“X-factor”: a new competition for loyal deputies
The government is currently shaping a fresh political landscape in the country, with the aim of establishing a model of collective governance featuring a well-developed party system. However, it’s important to note that the regime actively excludes Lukashenka’s opponents from the electoral process and conducts elections as if they were special operations, with security forces playing a significant role. Additionally, the government exercises manual control over the economy through stringent price controls and infusions into the public sector.
Leading up to the 2024 elections, the regime is orchestrating competitions among pro-government candidates.
In the parliament, the total number of candidates for a deputy seat has been reduced to an average of 2.7 people (298 nominees for 110 seats). To put this into perspective, in 2019, there were 703 applicants vying for the same 110 seats in the House of Representatives. This reduction can be attributed, in part, to the fact that members of democratic organizations were more actively involved in the electoral process back in 2019, contributing to the high demand for political positions.
Simultaneously, there’s a growing competition for the opportunity to join local councils. Organizers have significantly raised the stakes, with 1.52 people vying for each seat (18,996 candidates for 12,514 vacancies). This heightened demand is primarily focused on representation in village councils and organizations at a basic level. Over the past 20 years, the average competition during local elections was lower. For instance, in 2018, it stood at 1.25 people per seat (22,713 candidates for 18,111 vacancies).
It’s crucial to highlight that just before the elections, the authorities abolished nearly a third of the deputy seats in the councils. Previously, the norm was one candidate per district, with the exception of urban districts (regional or Minsk City Council).
The share of party nominees to local councils has significantly increased, reaching 23.6% for the first time. In the previous 2018 elections, this indicator was only 3.58%. Conversely, the percentage of party nominees to the parliament has decreased to 39.7% (183 out of 2024) from 51.5% (424 out of 2019), a shift easily explained by the liquidation of the democratic party last year.

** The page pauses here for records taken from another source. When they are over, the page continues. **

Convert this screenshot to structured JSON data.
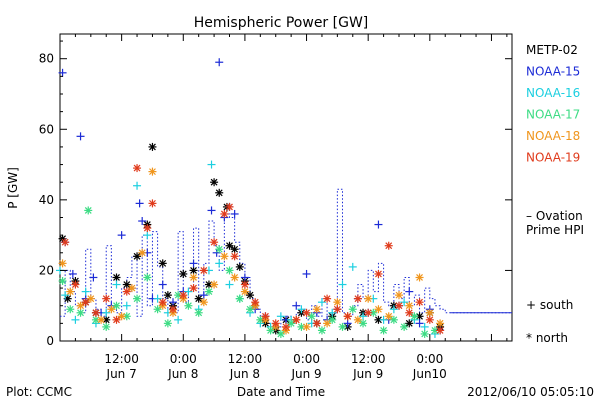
{
  "footer": {
    "plot_credit": "Plot: CCMC",
    "timestamp": "2012/06/10 05:05:10"
  },
  "chart_data": {
    "type": "scatter",
    "title": "Hemispheric Power [GW]",
    "xlabel": "Date and Time",
    "ylabel": "P [GW]",
    "ylim": [
      0,
      87
    ],
    "xlim": [
      0,
      88
    ],
    "x_unit": "hours since 2012/06/07 00:00 (UT)",
    "y_ticks": [
      0,
      20,
      40,
      60,
      80
    ],
    "x_ticks": [
      {
        "x": 12,
        "time": "12:00",
        "day": "Jun 7"
      },
      {
        "x": 24,
        "time": "0:00",
        "day": "Jun 8"
      },
      {
        "x": 36,
        "time": "12:00",
        "day": "Jun 8"
      },
      {
        "x": 48,
        "time": "0:00",
        "day": "Jun 9"
      },
      {
        "x": 60,
        "time": "12:00",
        "day": "Jun 9"
      },
      {
        "x": 72,
        "time": "0:00",
        "day": "Jun10"
      }
    ],
    "legend": {
      "placement": "right",
      "satellites": [
        {
          "name": "METP-02",
          "color": "#000000"
        },
        {
          "name": "NOAA-15",
          "color": "#1c2bd6"
        },
        {
          "name": "NOAA-16",
          "color": "#1ccfe0"
        },
        {
          "name": "NOAA-17",
          "color": "#3ddc84"
        },
        {
          "name": "NOAA-18",
          "color": "#f0961e"
        },
        {
          "name": "NOAA-19",
          "color": "#e03b1c"
        }
      ],
      "ovation_label_1": "– Ovation",
      "ovation_label_2": "Prime HPI",
      "ovation_color": "#1c2bd6",
      "marker_south_label": "+ south",
      "marker_north_label": "* north"
    },
    "ovation_hpi": {
      "x": [
        0,
        1,
        2,
        3,
        4,
        5,
        6,
        7,
        8,
        9,
        10,
        11,
        12,
        13,
        14,
        15,
        16,
        17,
        18,
        19,
        20,
        21,
        22,
        23,
        24,
        25,
        26,
        27,
        28,
        29,
        30,
        31,
        32,
        33,
        34,
        35,
        36,
        37,
        38,
        39,
        40,
        41,
        42,
        43,
        44,
        45,
        46,
        47,
        48,
        49,
        50,
        51,
        52,
        53,
        54,
        55,
        56,
        57,
        58,
        59,
        60,
        61,
        62,
        63,
        64,
        65,
        66,
        67,
        68,
        69,
        70,
        71,
        72,
        73,
        74,
        75,
        76,
        77,
        78,
        79,
        80,
        81,
        82,
        83,
        84,
        85,
        86,
        87,
        88
      ],
      "y": [
        7,
        20,
        14,
        10,
        8,
        26,
        12,
        9,
        7,
        27,
        10,
        8,
        15,
        18,
        24,
        7,
        30,
        10,
        31,
        21,
        12,
        9,
        8,
        31,
        11,
        15,
        32,
        13,
        22,
        34,
        27,
        20,
        36,
        35,
        28,
        22,
        18,
        12,
        9,
        7,
        5,
        5,
        4,
        6,
        7,
        5,
        8,
        9,
        6,
        10,
        7,
        12,
        6,
        8,
        43,
        8,
        7,
        10,
        16,
        12,
        20,
        14,
        22,
        11,
        10,
        16,
        12,
        18,
        10,
        13,
        8,
        15,
        12,
        10,
        9,
        8,
        8,
        8,
        8,
        8,
        8,
        8,
        8,
        8,
        8,
        8,
        8,
        8,
        8
      ]
    },
    "series": [
      {
        "name": "METP-02",
        "color": "#000000",
        "marker": "star",
        "x": [
          0.5,
          1.5,
          3,
          5,
          7,
          9,
          11,
          13,
          15,
          17,
          18,
          20,
          21,
          22,
          24,
          26,
          27,
          29,
          30,
          31,
          32.5,
          33,
          34,
          35,
          36,
          37,
          38,
          40,
          42,
          44,
          47,
          50,
          53,
          56,
          59,
          62,
          65,
          68,
          70,
          72,
          74
        ],
        "y": [
          29,
          12,
          17,
          11,
          8,
          6,
          18,
          16,
          24,
          33,
          55,
          22,
          13,
          10,
          19,
          20,
          12,
          16,
          45,
          42,
          38,
          27,
          26,
          21,
          17,
          13,
          10,
          5,
          3,
          6,
          8,
          5,
          7,
          4,
          8,
          6,
          10,
          5,
          7,
          8,
          4
        ]
      },
      {
        "name": "NOAA-15",
        "color": "#1c2bd6",
        "marker": "plus",
        "x": [
          0.5,
          1,
          2.5,
          4,
          5,
          6.5,
          8,
          10,
          12,
          14,
          15.5,
          16,
          17,
          18,
          20,
          22,
          24,
          26,
          28,
          29.5,
          30.5,
          31,
          32,
          33,
          34,
          36,
          38,
          40,
          42,
          44,
          46,
          48,
          50,
          52,
          54,
          56,
          58,
          60,
          62,
          64,
          66,
          68,
          70,
          72,
          74
        ],
        "y": [
          76,
          28,
          19,
          58,
          12,
          18,
          8,
          10,
          30,
          15,
          39,
          34,
          25,
          12,
          16,
          11,
          14,
          22,
          13,
          37,
          25,
          79,
          35,
          38,
          36,
          18,
          9,
          7,
          4,
          6,
          10,
          19,
          8,
          6,
          9,
          5,
          12,
          8,
          33,
          6,
          10,
          14,
          5,
          9,
          3
        ]
      },
      {
        "name": "NOAA-16",
        "color": "#1ccfe0",
        "marker": "plus",
        "x": [
          0,
          1,
          3,
          5,
          7,
          9,
          11,
          13,
          15,
          17,
          19,
          21,
          23,
          25,
          27,
          29,
          29.5,
          31,
          33,
          35,
          37,
          39,
          41,
          43,
          45,
          47,
          49,
          51,
          53,
          55,
          57,
          59,
          61,
          63,
          65,
          67,
          69,
          71,
          73
        ],
        "y": [
          20,
          13,
          6,
          14,
          5,
          8,
          16,
          10,
          44,
          30,
          12,
          8,
          6,
          14,
          9,
          20,
          50,
          22,
          16,
          12,
          8,
          5,
          4,
          7,
          6,
          9,
          5,
          11,
          8,
          16,
          21,
          7,
          12,
          6,
          9,
          11,
          6,
          4,
          2
        ]
      },
      {
        "name": "NOAA-17",
        "color": "#3ddc84",
        "marker": "star",
        "x": [
          0.5,
          2,
          4,
          5.5,
          7,
          9,
          11,
          13,
          15,
          17,
          19,
          21,
          23,
          25,
          27,
          29,
          31,
          33,
          35,
          37,
          39,
          41,
          43,
          45,
          47,
          49,
          51,
          53,
          55,
          57,
          59,
          61,
          63,
          65,
          67,
          69,
          71,
          73
        ],
        "y": [
          17,
          9,
          8,
          37,
          6,
          4,
          10,
          7,
          12,
          18,
          9,
          5,
          13,
          10,
          8,
          14,
          26,
          20,
          12,
          9,
          6,
          3,
          2,
          5,
          4,
          7,
          3,
          6,
          4,
          9,
          5,
          8,
          3,
          6,
          4,
          7,
          2,
          3
        ]
      },
      {
        "name": "NOAA-18",
        "color": "#f0961e",
        "marker": "star",
        "x": [
          0.5,
          2,
          4,
          6,
          8,
          10,
          12,
          14,
          16,
          18,
          20,
          22,
          24,
          26,
          28,
          30,
          32,
          34,
          36,
          38,
          40,
          42,
          44,
          46,
          48,
          50,
          52,
          54,
          56,
          58,
          60,
          62,
          64,
          66,
          68,
          70,
          72,
          74
        ],
        "y": [
          22,
          14,
          10,
          12,
          6,
          9,
          7,
          15,
          25,
          48,
          10,
          8,
          12,
          18,
          11,
          16,
          24,
          18,
          14,
          10,
          6,
          4,
          3,
          6,
          4,
          9,
          5,
          11,
          7,
          6,
          12,
          9,
          7,
          13,
          10,
          18,
          8,
          5
        ]
      },
      {
        "name": "NOAA-19",
        "color": "#e03b1c",
        "marker": "star",
        "x": [
          1,
          3,
          5,
          7,
          9,
          11,
          13,
          15,
          17,
          18,
          20,
          22,
          24,
          26,
          28,
          30,
          32,
          33,
          34,
          36,
          38,
          40,
          42,
          44,
          46,
          48,
          50,
          52,
          54,
          56,
          58,
          60,
          62,
          64,
          66,
          68,
          70,
          72,
          74
        ],
        "y": [
          28,
          16,
          11,
          8,
          12,
          6,
          14,
          49,
          32,
          39,
          11,
          9,
          13,
          15,
          20,
          28,
          36,
          38,
          24,
          16,
          11,
          7,
          5,
          4,
          6,
          8,
          5,
          12,
          9,
          7,
          12,
          8,
          19,
          27,
          10,
          8,
          11,
          6,
          3
        ]
      }
    ]
  }
}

The regime has completely excluded supporters of the democratic movement from the electoral process. Meanwhile, measures to depoliticize and demotivate opponents persist. For example, within a week, a wave of searches and detentions of former political prisoners and their relatives swept across the country. Simultaneously, the leadership of the Central Election Commission (CEC) boldly collaborates with and poses alongside representatives of law enforcement agencies.
The government successfully revived GDP growth through manual control, price regulation, and infusions into the public sector. However, economic growth has slowed in recent months.

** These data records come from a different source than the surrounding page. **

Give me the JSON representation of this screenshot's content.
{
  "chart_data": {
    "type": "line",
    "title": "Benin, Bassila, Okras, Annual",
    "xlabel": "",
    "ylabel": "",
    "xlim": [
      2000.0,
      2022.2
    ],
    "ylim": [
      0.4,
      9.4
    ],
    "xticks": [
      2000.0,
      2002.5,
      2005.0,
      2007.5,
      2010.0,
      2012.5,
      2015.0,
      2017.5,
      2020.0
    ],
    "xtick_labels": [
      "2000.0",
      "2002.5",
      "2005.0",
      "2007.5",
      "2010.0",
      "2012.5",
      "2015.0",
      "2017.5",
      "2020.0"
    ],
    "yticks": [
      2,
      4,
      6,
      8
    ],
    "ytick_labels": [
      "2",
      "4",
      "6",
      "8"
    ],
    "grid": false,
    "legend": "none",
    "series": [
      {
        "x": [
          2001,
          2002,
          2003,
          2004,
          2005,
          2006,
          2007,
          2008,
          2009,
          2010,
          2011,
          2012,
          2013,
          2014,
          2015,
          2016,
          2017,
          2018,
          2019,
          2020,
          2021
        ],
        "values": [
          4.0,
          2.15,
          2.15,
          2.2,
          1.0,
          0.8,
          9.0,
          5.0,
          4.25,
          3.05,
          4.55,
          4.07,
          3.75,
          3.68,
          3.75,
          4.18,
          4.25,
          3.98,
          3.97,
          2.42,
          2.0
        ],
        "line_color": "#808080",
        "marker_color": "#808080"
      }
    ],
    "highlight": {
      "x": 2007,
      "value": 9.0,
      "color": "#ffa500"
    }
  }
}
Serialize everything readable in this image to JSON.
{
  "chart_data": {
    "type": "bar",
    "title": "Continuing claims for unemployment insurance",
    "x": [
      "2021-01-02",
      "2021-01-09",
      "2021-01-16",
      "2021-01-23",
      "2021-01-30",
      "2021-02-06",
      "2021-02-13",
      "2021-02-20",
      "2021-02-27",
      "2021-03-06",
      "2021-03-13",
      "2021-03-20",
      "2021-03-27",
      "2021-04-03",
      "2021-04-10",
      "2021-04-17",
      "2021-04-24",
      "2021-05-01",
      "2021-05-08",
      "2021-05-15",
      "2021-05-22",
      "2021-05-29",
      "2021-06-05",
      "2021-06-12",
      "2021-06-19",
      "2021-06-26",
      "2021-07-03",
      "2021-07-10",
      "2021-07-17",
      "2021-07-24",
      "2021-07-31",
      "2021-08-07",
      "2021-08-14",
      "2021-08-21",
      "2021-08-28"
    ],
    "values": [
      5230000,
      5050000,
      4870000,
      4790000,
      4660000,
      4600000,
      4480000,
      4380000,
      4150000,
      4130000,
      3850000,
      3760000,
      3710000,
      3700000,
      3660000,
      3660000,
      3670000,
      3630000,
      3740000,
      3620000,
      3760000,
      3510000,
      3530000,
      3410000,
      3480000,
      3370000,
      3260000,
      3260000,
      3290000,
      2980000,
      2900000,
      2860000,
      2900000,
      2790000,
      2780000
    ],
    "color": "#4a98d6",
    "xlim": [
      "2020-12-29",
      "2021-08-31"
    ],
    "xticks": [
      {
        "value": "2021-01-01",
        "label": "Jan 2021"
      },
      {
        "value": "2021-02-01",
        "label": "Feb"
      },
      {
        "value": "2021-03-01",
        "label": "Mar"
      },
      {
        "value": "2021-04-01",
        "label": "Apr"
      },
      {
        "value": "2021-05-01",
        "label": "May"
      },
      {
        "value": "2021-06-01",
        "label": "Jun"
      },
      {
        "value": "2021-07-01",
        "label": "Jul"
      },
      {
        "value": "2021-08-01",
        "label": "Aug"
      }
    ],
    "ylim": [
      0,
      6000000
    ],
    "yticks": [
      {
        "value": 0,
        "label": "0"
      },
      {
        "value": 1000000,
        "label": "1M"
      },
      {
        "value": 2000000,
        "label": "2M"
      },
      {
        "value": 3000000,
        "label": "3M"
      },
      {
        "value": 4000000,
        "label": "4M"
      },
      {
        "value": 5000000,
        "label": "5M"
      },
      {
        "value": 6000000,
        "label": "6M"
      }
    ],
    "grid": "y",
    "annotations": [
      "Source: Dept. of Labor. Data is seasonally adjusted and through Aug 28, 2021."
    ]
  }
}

The government displays little interest in enhancing the country’s investment attractiveness due to sanctions related to its involvement in the war against Ukraine. Consequently, creditors are facing challenges in receiving the money owed to them on Eurobonds.
To support state-owned companies and maintain the state’s share of the economy, the ruling class is reallocating resources.

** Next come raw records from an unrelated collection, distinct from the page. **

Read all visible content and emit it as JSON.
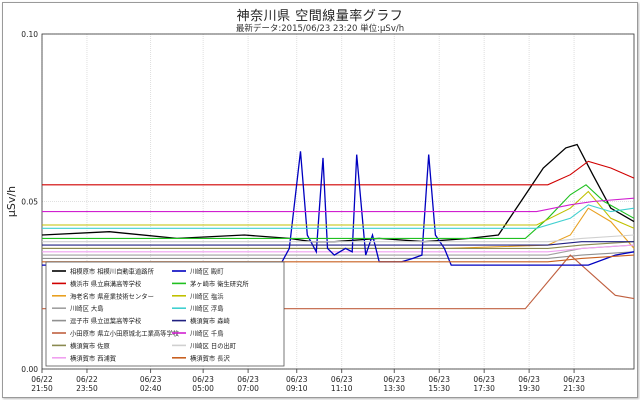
{
  "chart_data": {
    "type": "line",
    "title": "神奈川県 空間線量率グラフ",
    "subtitle": "最新データ:2015/06/23 23:20  単位:μSv/h",
    "ylabel": "μSv/h",
    "ylim": [
      0,
      0.1
    ],
    "yticks": [
      "0.00",
      "0.05",
      "0.10"
    ],
    "xlim": [
      0,
      26.333
    ],
    "xticks": [
      {
        "t": 0,
        "l1": "06/22",
        "l2": "21:50"
      },
      {
        "t": 2,
        "l1": "06/22",
        "l2": "23:50"
      },
      {
        "t": 4.833,
        "l1": "06/23",
        "l2": "02:40"
      },
      {
        "t": 7.167,
        "l1": "06/23",
        "l2": "05:00"
      },
      {
        "t": 9.167,
        "l1": "06/23",
        "l2": "07:00"
      },
      {
        "t": 11.333,
        "l1": "06/23",
        "l2": "09:10"
      },
      {
        "t": 13.333,
        "l1": "06/23",
        "l2": "11:10"
      },
      {
        "t": 15.667,
        "l1": "06/23",
        "l2": "13:30"
      },
      {
        "t": 17.667,
        "l1": "06/23",
        "l2": "15:30"
      },
      {
        "t": 19.667,
        "l1": "06/23",
        "l2": "17:30"
      },
      {
        "t": 21.667,
        "l1": "06/23",
        "l2": "19:30"
      },
      {
        "t": 23.667,
        "l1": "06/23",
        "l2": "21:30"
      }
    ],
    "grid": true,
    "legend": "bottom-left",
    "series": [
      {
        "name": "相模原市 相模川自動車道路所",
        "color": "#000000",
        "pts": [
          [
            0,
            0.04
          ],
          [
            3,
            0.041
          ],
          [
            6,
            0.039
          ],
          [
            9,
            0.04
          ],
          [
            11,
            0.039
          ],
          [
            12,
            0.038
          ],
          [
            13,
            0.038
          ],
          [
            15,
            0.039
          ],
          [
            17,
            0.038
          ],
          [
            19,
            0.039
          ],
          [
            20.3,
            0.04
          ],
          [
            21.3,
            0.05
          ],
          [
            22.3,
            0.06
          ],
          [
            23.3,
            0.066
          ],
          [
            23.8,
            0.067
          ],
          [
            24.5,
            0.058
          ],
          [
            25.3,
            0.048
          ],
          [
            26.333,
            0.044
          ]
        ]
      },
      {
        "name": "横浜市 県立麻溝高等学校",
        "color": "#d00000",
        "pts": [
          [
            0,
            0.055
          ],
          [
            6,
            0.055
          ],
          [
            12,
            0.055
          ],
          [
            18,
            0.055
          ],
          [
            22.5,
            0.055
          ],
          [
            23.5,
            0.058
          ],
          [
            24.3,
            0.062
          ],
          [
            25.3,
            0.06
          ],
          [
            26.333,
            0.057
          ]
        ]
      },
      {
        "name": "海老名市 県産業技術センター",
        "color": "#e8a020",
        "pts": [
          [
            0,
            0.036
          ],
          [
            6,
            0.036
          ],
          [
            12,
            0.036
          ],
          [
            18,
            0.036
          ],
          [
            22.5,
            0.037
          ],
          [
            23.5,
            0.04
          ],
          [
            24.3,
            0.048
          ],
          [
            25.3,
            0.044
          ],
          [
            26.333,
            0.036
          ]
        ]
      },
      {
        "name": "川崎区 大島",
        "color": "#a0a0a0",
        "pts": [
          [
            0,
            0.034
          ],
          [
            6,
            0.034
          ],
          [
            12,
            0.034
          ],
          [
            18,
            0.034
          ],
          [
            22.5,
            0.034
          ],
          [
            24,
            0.036
          ],
          [
            26.333,
            0.037
          ]
        ]
      },
      {
        "name": "逗子市 県立逗葉高等学校",
        "color": "#909090",
        "pts": [
          [
            0,
            0.033
          ],
          [
            6,
            0.033
          ],
          [
            12,
            0.033
          ],
          [
            18,
            0.033
          ],
          [
            22.5,
            0.033
          ],
          [
            24,
            0.034
          ],
          [
            26.333,
            0.035
          ]
        ]
      },
      {
        "name": "小田原市 県立小田原城北工業高等学校",
        "color": "#c06040",
        "pts": [
          [
            0,
            0.018
          ],
          [
            6,
            0.018
          ],
          [
            12,
            0.018
          ],
          [
            18,
            0.018
          ],
          [
            20.5,
            0.018
          ],
          [
            21.5,
            0.018
          ],
          [
            22.5,
            0.026
          ],
          [
            23.5,
            0.034
          ],
          [
            24.5,
            0.028
          ],
          [
            25.5,
            0.022
          ],
          [
            26.333,
            0.021
          ]
        ]
      },
      {
        "name": "横須賀市 佐原",
        "color": "#8a8a50",
        "pts": [
          [
            0,
            0.036
          ],
          [
            6,
            0.036
          ],
          [
            12,
            0.036
          ],
          [
            18,
            0.036
          ],
          [
            22.5,
            0.036
          ],
          [
            24,
            0.037
          ],
          [
            26.333,
            0.038
          ]
        ]
      },
      {
        "name": "横須賀市 西浦賀",
        "color": "#f0a0f0",
        "pts": [
          [
            0,
            0.035
          ],
          [
            6,
            0.035
          ],
          [
            12,
            0.035
          ],
          [
            18,
            0.035
          ],
          [
            22.5,
            0.035
          ],
          [
            24,
            0.036
          ],
          [
            26.333,
            0.037
          ]
        ]
      },
      {
        "name": "川崎区 殿町",
        "color": "#0000c0",
        "pts": [
          [
            0,
            0.031
          ],
          [
            9,
            0.031
          ],
          [
            10.6,
            0.031
          ],
          [
            11,
            0.036
          ],
          [
            11.5,
            0.065
          ],
          [
            11.8,
            0.04
          ],
          [
            12.2,
            0.035
          ],
          [
            12.5,
            0.063
          ],
          [
            12.7,
            0.036
          ],
          [
            13,
            0.034
          ],
          [
            13.5,
            0.036
          ],
          [
            13.8,
            0.035
          ],
          [
            14,
            0.064
          ],
          [
            14.4,
            0.034
          ],
          [
            14.7,
            0.04
          ],
          [
            15,
            0.032
          ],
          [
            16,
            0.032
          ],
          [
            16.5,
            0.033
          ],
          [
            16.9,
            0.034
          ],
          [
            17.2,
            0.064
          ],
          [
            17.5,
            0.04
          ],
          [
            17.9,
            0.036
          ],
          [
            18.2,
            0.031
          ],
          [
            19,
            0.031
          ],
          [
            21,
            0.031
          ],
          [
            22.5,
            0.031
          ],
          [
            24.3,
            0.031
          ],
          [
            25.5,
            0.034
          ],
          [
            26.333,
            0.035
          ]
        ]
      },
      {
        "name": "茅ヶ崎市 衛生研究所",
        "color": "#20c020",
        "pts": [
          [
            0,
            0.039
          ],
          [
            6,
            0.039
          ],
          [
            12,
            0.039
          ],
          [
            18,
            0.039
          ],
          [
            21.5,
            0.039
          ],
          [
            22.5,
            0.045
          ],
          [
            23.5,
            0.052
          ],
          [
            24.2,
            0.055
          ],
          [
            25,
            0.05
          ],
          [
            26.333,
            0.045
          ]
        ]
      },
      {
        "name": "川崎区 塩浜",
        "color": "#c0c000",
        "pts": [
          [
            0,
            0.043
          ],
          [
            6,
            0.043
          ],
          [
            12,
            0.043
          ],
          [
            18,
            0.043
          ],
          [
            22,
            0.043
          ],
          [
            23.5,
            0.048
          ],
          [
            24.3,
            0.053
          ],
          [
            25.3,
            0.045
          ],
          [
            26.333,
            0.042
          ]
        ]
      },
      {
        "name": "川崎区 浮島",
        "color": "#40d0d0",
        "pts": [
          [
            0,
            0.042
          ],
          [
            6,
            0.042
          ],
          [
            12,
            0.042
          ],
          [
            18,
            0.042
          ],
          [
            22,
            0.042
          ],
          [
            23.5,
            0.045
          ],
          [
            24.3,
            0.049
          ],
          [
            25.3,
            0.047
          ],
          [
            26.333,
            0.048
          ]
        ]
      },
      {
        "name": "横須賀市 森崎",
        "color": "#202080",
        "pts": [
          [
            0,
            0.037
          ],
          [
            6,
            0.037
          ],
          [
            12,
            0.037
          ],
          [
            18,
            0.037
          ],
          [
            22.5,
            0.037
          ],
          [
            24,
            0.038
          ],
          [
            26.333,
            0.038
          ]
        ]
      },
      {
        "name": "川崎区 千鳥",
        "color": "#d020d0",
        "pts": [
          [
            0,
            0.047
          ],
          [
            6,
            0.047
          ],
          [
            12,
            0.047
          ],
          [
            18,
            0.047
          ],
          [
            22,
            0.047
          ],
          [
            23.5,
            0.049
          ],
          [
            24.5,
            0.05
          ],
          [
            26.333,
            0.051
          ]
        ]
      },
      {
        "name": "川崎区 日の出町",
        "color": "#d0d0d0",
        "pts": [
          [
            0,
            0.038
          ],
          [
            6,
            0.038
          ],
          [
            12,
            0.038
          ],
          [
            18,
            0.038
          ],
          [
            22.5,
            0.038
          ],
          [
            24,
            0.039
          ],
          [
            26.333,
            0.04
          ]
        ]
      },
      {
        "name": "横須賀市 長沢",
        "color": "#c86020",
        "pts": [
          [
            0,
            0.032
          ],
          [
            6,
            0.032
          ],
          [
            12,
            0.032
          ],
          [
            18,
            0.032
          ],
          [
            22.5,
            0.032
          ],
          [
            24,
            0.033
          ],
          [
            26.333,
            0.034
          ]
        ]
      }
    ]
  }
}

The government is compensating Belarusbank for part of the interest on loans taken by state-owned entities such as the Orsha flax factory, Kamvol, and the Baranavichy Cotton Production Association.
On the eve of the Unified Voting Day, the regime is working to strengthen the loyalty of the public sector and beneficiaries of the state budget. The subsistence minimum budget will increase by almost 10% starting February 1, 2024. Alongside this, pre-election payments for children and pensions will also see an increase.
In summary, we can expect an increase in the share of systemic political parties, with the newly created “Belaya Rus” nomenclature party playing a leading role in the state’s representative bodies.